Economia

Perché la cassa integrazione in deroga oggi è un errore (secondo Tito Boeri)

L’ex presidente Inps: "La cassa integrazione in deroga richiede un passaggio anche dalle Regioni e mette le imprese in difficoltà"

Tito Boeri in una foto Ansa

La cassa integrazione in deroga non è stata la risposta giusta alla difficoltà delle imprese nel bel mezzo dell'emergenza coronavirus. Ne è convinto Tito Boeri. Sulla cassa integrazione per l'emergenza coronavirus "è davvero grave il fatto che si sia deciso di procedere con tre strumenti diversi, tra cui la cassa in deroga, che richiede un passaggio anche dalle regioni e che sta mettendo moltissime piccole imprese in grandissima difficoltà, perché ancora i volumi di cassa integrazione erogati sono minimi" dice ai microfoni del Gr1, l'ex presidente dell'Inps.

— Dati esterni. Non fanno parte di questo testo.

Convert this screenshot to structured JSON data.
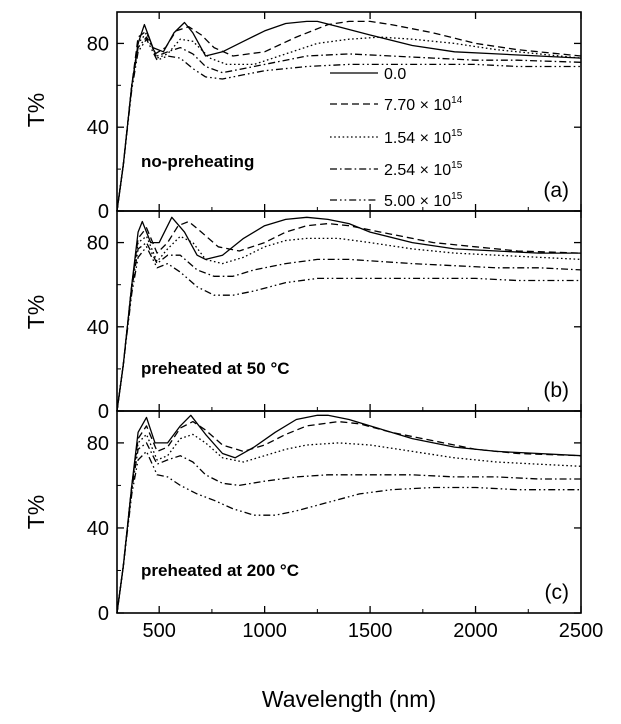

"Le piccole imprese non hanno la liquidità per anticipare queste somme ai dipendenti. Bisognava procedere con un solo strumento, si è ancora in tempo per correggere la rotta", prosegue Boeri, secondo cui serve "la cassa ordinaria con procedure accelerate". Poi secondo l'economista ridurre l'orario di lavoro a parità di salario comporta "un aumento dei costi per le imprese elevatissimo. Il vero problema è quello di evitare la chiusura di molte imprese, che avranno un fortissimo calo dei profitti, della redditività", conclude

La Cassa Integrazione Guadagni in Deroga (CIGD) è un intervento di integrazione salariale a sostegno di imprese che non possono ricorrere agli strumenti ordinari perché esclusi all'origine da questa tutela o perché hanno già esaurito il periodo di fruizione delle tutele ordinarie. La CIGD può essere concessa o prorogata ai lavoratori subordinati con la qualifica di operai, impiegati e quadri, compresi gli apprendisti e i lavoratori somministrati, con un'anzianità lavorativa presso l'impresa di almeno 12 mesi alla data di inizio del periodo di intervento. La CIGD viene concessa dalla regione o provincia autonoma con determina, se la richiesta d'intervento proviene da unità produttive site in un'unica regione o provincia autonoma oppure viene concessa dal Ministero del Lavoro e delle Politiche Sociali, di concerto con il Ministero dell'Economia e delle Finanze, con apposito decreto interministeriale, se la richiesta proviene da aziende cosiddette “plurilocalizzate” aventi cioè unità produttive dislocate sull'intero territorio nazionale.

Molti lavoratori e aziende risultano ancora in attesa del riconoscimento della cassa integrazione, che non è ancora arrivata. Le domande sono bloccate e  l’Inps ha voluto mettere in chiaro che eventuali ritardi sarebbero da attribuire alle regioni che non hanno trasmesso le richieste o che non lo hanno fatto nei tempi previsti.